Irina Luigjes ist 35 Jahre alt, ihr Mann Raymon 38. Ihr Leben mit den vier Kindern Zimra, 11, Lias, 10, Moana, 8, und Niam, 6, haben sie Schritt für Schritt aufgebaut.
Raymon: «Viele Eltern denken heute, sie müssten ihren Kindern so viel bieten. Aber Kinder möchten sich einfach nur geliebt fühlen, und dabei hilft vor allem gemeinsame Zeit. Das muss nicht bei einer Reise in ferne Länder sein, das geht auch wunderbar im Wald. Wir machen am Sonntag bewusst gar nichts, da sind wir einfach zu Hause und füreinander da. Und am Abend haben wir immer zwei Stunden, in denen keiner auf sein Handy schaut. Solche Dinge geben uns viel Kraft für den Alltag.»
Irina: «Wenn Freunde von unseren Kindern zu Besuch sind und sie dann zu irgendwelchen Hobbys losmüssen, hören wir ganz oft: Ich möchte da eigentlich gar nicht hin, aber meine Eltern wollen das.»
Ich arbeite gern und will auch noch etwas anderes sein als «nur» Mami.

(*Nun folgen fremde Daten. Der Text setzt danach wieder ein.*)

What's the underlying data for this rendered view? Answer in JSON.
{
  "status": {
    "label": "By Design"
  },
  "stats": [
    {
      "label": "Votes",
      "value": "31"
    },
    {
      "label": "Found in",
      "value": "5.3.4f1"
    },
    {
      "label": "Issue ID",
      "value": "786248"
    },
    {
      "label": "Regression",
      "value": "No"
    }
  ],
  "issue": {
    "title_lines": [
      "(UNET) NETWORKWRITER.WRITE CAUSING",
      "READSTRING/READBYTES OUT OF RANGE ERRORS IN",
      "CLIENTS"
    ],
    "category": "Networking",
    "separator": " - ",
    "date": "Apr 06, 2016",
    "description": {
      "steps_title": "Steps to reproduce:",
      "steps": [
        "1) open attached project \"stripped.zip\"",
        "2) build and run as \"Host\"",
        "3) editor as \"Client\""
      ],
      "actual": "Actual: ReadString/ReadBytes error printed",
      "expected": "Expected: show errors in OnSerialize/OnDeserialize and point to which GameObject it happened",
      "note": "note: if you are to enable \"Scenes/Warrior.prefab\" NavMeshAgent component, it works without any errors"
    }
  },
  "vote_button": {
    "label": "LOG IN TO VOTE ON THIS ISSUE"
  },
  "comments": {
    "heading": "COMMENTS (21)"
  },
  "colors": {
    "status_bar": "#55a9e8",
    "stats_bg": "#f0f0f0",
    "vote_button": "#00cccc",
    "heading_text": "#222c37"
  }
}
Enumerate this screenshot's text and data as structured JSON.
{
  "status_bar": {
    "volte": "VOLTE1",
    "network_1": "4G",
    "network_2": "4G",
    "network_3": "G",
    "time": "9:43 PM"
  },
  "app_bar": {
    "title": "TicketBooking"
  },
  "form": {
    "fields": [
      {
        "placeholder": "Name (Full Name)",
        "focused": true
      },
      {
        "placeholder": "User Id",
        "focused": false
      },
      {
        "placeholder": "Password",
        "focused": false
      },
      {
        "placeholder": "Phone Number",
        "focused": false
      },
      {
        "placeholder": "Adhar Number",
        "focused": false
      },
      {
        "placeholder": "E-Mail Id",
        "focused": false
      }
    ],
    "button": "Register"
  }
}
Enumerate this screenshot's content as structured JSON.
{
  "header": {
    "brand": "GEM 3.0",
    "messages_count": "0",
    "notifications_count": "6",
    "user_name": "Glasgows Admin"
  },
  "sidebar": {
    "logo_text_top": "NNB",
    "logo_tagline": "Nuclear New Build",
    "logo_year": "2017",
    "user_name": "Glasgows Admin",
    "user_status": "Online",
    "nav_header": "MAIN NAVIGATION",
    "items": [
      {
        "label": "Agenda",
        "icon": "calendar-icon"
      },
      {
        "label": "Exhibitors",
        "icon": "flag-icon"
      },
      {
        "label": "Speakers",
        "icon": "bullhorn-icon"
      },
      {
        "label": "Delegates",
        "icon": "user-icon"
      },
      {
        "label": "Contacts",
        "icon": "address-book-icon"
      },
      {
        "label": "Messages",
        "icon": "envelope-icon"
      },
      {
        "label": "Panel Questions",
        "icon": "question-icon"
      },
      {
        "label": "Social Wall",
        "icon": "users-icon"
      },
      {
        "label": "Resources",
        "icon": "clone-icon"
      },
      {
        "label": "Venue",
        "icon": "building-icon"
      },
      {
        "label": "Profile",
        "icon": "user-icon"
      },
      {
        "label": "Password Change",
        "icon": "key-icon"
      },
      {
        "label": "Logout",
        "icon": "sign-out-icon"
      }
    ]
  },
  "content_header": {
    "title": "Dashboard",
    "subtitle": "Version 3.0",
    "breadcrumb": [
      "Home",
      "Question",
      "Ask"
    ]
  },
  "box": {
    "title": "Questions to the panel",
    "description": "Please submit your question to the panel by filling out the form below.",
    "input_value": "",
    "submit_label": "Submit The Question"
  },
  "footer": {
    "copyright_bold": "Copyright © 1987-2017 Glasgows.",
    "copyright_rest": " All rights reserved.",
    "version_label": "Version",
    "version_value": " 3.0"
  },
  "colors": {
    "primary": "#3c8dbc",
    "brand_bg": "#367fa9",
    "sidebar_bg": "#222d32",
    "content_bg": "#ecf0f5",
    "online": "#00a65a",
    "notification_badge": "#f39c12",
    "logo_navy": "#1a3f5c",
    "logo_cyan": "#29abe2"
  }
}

Glücklich ohne viele materielle Dinge
Raymon: «Ein Familienleben hat sehr viel mit Normen und Werten zu tun. Irina und ich brauchen nicht viele materielle Dinge, um glücklich zu sein. Das leben wir den Kindern auch vor. Letzte Weihnachten haben wir jedes Kind gefragt, ob es für einen bestimmten Betrag Geschenke haben oder dieses Geld nach Afrika spenden möchte. Alle vier Kinder haben das Geld gespendet.»
Irina: «Als Raymon aus Holland zu mir in die Schweiz gezogen ist, musste er erst die Sprache lernen, dann eine Arbeit finden. In den ersten Jahren mit den Kindern mussten wir finanziell gut wirtschaften. Ich habe immer in meinem Beruf in der Pflege weitergearbeitet. Das hat aber auch nur funktioniert, weil meine Eltern zwanzig Minuten entfernt wohnen und uns viel unterstützen können, genauso wie meine beiden Schwestern. Wenn wir eine Kita gebraucht hätten, wäre fast das ganze Geld, das ich verdient habe, dafür draufgegangen.»
Raymon: «Wir haben schon nach jedem Kind geschaut, wie das mit der Wohnung oder dem Auto passt. Aber rein aus finanziellen Gründen zu sagen, wir verzichten jetzt auf ein viertes Kind, das wäre für uns nie in Frage gekommen.»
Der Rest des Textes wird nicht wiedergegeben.